Quand j’y suis parvenu, je me suis déshabillé en vitesse, comme quelqu’un qui défait un sort avant que la magie ne se retourne contre lui. J’ai ôté les sandales, plié le babydoll avec soin et passé une dernière fois mes mains sur les fleurs brodées avant de le remettre sur son étagère exacte. J’ai effacé toute trace. J’ai rangé Lía dans le tiroir du fond, sous mes cahiers, là où personne n’irait regarder.

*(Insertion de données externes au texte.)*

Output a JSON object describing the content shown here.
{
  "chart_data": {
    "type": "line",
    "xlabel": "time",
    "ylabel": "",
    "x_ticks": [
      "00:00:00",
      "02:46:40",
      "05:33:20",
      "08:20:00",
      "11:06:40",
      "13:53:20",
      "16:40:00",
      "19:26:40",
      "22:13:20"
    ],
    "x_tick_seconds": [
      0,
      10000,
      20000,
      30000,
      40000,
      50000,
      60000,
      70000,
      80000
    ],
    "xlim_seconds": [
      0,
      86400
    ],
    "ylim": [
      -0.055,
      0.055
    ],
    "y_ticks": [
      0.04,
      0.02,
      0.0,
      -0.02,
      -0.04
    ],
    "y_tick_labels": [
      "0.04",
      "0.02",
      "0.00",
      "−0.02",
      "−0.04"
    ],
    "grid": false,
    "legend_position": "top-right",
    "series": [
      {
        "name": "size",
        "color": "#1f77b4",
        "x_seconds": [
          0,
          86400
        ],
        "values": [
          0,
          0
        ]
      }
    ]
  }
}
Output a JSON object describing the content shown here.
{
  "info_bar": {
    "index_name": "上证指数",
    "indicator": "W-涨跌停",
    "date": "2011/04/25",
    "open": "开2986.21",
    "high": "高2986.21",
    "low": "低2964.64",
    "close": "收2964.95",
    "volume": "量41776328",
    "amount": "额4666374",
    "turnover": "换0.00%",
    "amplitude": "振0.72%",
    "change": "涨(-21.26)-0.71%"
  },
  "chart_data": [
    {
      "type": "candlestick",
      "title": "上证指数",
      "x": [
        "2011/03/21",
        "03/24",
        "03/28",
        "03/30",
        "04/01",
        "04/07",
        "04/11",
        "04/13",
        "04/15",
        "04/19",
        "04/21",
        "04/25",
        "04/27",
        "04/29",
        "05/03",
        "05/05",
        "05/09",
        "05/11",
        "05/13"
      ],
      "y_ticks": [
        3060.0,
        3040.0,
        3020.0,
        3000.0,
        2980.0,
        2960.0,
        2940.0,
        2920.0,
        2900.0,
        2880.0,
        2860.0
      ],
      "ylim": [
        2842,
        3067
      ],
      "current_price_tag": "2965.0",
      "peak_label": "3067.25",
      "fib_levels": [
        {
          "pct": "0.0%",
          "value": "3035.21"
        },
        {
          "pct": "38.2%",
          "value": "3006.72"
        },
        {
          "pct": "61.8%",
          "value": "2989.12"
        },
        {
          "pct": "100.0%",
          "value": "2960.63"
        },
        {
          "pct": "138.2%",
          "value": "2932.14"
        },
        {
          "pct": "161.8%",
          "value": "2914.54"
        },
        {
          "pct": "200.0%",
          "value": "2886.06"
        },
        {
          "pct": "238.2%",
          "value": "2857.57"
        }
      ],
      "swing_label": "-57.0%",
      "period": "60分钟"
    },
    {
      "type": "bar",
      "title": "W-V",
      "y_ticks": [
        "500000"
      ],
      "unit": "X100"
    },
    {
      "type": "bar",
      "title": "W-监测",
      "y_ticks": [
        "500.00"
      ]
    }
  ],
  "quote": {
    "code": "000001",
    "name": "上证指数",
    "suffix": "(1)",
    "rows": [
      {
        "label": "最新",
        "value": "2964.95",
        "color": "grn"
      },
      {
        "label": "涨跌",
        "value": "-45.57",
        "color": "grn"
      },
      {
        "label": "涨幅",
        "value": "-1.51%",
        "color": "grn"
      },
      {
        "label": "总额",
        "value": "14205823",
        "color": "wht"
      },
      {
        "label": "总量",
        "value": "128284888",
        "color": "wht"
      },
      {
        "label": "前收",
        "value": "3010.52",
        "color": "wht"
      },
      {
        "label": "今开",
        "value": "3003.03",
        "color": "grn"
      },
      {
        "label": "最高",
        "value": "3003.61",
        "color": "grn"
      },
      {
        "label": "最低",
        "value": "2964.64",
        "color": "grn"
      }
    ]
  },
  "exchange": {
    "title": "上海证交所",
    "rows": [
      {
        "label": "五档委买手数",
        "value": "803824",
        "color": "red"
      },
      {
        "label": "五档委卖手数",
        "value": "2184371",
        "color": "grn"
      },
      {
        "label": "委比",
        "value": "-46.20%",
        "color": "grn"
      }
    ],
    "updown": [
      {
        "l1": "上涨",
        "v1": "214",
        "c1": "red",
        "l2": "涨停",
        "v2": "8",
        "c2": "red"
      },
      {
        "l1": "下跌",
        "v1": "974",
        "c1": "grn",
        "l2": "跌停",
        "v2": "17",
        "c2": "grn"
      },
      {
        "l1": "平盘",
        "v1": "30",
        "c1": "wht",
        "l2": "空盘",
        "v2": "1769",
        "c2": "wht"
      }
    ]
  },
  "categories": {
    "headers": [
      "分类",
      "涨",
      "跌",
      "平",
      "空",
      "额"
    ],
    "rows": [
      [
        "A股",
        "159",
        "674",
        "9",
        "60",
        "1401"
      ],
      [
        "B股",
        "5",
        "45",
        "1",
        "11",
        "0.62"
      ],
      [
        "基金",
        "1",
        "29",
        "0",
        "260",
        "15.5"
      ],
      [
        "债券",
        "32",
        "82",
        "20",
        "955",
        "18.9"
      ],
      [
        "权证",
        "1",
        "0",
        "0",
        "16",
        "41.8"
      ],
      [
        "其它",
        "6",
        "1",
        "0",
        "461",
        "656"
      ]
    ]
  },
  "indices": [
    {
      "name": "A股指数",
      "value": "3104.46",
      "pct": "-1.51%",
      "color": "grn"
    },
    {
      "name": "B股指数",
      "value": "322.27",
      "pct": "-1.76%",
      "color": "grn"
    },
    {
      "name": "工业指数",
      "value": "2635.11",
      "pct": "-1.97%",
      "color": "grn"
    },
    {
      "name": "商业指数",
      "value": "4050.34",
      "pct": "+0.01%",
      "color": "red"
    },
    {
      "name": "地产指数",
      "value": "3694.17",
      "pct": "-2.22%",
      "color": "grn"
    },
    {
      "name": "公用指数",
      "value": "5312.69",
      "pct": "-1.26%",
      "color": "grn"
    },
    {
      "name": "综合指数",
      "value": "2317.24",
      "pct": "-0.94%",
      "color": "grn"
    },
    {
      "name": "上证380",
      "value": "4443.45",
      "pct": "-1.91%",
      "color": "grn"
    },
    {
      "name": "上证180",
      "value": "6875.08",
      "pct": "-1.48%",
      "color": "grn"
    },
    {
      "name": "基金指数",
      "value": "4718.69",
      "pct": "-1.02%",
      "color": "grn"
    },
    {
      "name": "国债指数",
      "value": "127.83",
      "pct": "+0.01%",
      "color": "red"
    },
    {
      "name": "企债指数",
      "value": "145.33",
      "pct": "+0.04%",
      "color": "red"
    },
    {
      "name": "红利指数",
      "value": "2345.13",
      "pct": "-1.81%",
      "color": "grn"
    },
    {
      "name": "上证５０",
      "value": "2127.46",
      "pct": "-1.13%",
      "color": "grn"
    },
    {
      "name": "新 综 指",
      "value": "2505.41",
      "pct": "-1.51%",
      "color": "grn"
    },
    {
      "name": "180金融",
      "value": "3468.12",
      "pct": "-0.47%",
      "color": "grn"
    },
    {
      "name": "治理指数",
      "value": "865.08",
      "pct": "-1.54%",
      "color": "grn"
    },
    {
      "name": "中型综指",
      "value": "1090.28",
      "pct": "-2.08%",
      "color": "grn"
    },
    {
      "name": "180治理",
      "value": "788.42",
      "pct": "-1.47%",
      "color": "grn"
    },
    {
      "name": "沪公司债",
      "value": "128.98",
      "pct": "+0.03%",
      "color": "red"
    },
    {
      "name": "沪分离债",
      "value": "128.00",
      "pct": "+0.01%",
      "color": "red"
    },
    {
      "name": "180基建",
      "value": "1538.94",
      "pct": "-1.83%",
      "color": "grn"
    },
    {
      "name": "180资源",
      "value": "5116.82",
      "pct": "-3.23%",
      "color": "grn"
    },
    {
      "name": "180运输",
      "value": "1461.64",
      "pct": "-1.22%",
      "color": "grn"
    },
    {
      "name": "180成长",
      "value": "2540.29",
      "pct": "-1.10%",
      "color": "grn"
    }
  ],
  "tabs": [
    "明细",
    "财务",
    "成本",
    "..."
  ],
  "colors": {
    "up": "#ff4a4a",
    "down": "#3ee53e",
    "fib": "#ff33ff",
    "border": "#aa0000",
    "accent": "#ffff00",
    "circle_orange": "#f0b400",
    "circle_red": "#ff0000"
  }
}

Ce soir-là, au dîner, ma mère a parlé de la chaleur et mon frère s’est plaint d’un match dont j’ignore tout. J’acquiesçais et je mangeais en silence, repassant sans cesse ce regard dans l’escalier. La honte brûlait, oui, mais sous la honte il y avait autre chose que j’allais mettre des années à nommer : pour la première fois, quelqu’un avait vu Lía. Quelqu’un l’avait regardée de haut en bas et n’avait pas disparu. Le monde ne s’était pas écroulé. J’étais toujours là.
***
Aujourd’hui j’ai vingt-trois ans et le destin a de l’humour. Par un de ces détours que prend la vie, j’ai de nouveau loué dans le même immeuble. Pas au quatrième, où j’ai grandi, mais au troisième. Au même étage d’où cet homme est sorti. Parfois, quand je remonte du travail, je m’arrête sur ce palier et je reconnais l’endroit exact où je me tenais, la dentelle me frôlant les cuisses et le cœur sur le point de me jaillir de la poitrine.
Je n’enferme plus Lía dans un tiroir. Depuis longtemps, elle a cessé d’être un secret qui ne sort que lorsque la maison est vide. Les vêtements que je porte sont à moi, achetés avec mon argent, choisis devant un miroir qui ne me demande plus d’explications. Mais il y a une descente que je n’ai jamais terminée.
Ce soir-là, je suis arrivé au troisième étage et j’ai fait demi-tour. Je n’ai jamais mis les pieds dans la rue habillé comme je me sentais à l’intérieur. Je suis resté à mi-chemin de l’escalier, entre la sécurité de l’armoire et la liberté de l’air libre, et j’y suis resté figé pendant des années.
Parfois je regarde en bas, vers la marche qu’il me manque, et je me souviens de l’éclat de ce babydoll blanc. L’envie de descendre la dernière marche, de franchir la porte et de marcher sur le trottoir sans me cacher, est toujours là, intacte, battant comme cet après-midi de vent.
Peut-être qu’il est temps. Peut-être que cette semaine même je descendrai lentement, marche après marche, en écoutant le bruit de mes talons contre le ciment, et que je terminerai enfin la descente que Lía a commencée il y a six ans. Cette fois, si quelqu’un ouvre une porte et me regarde, je ne fuirai pas.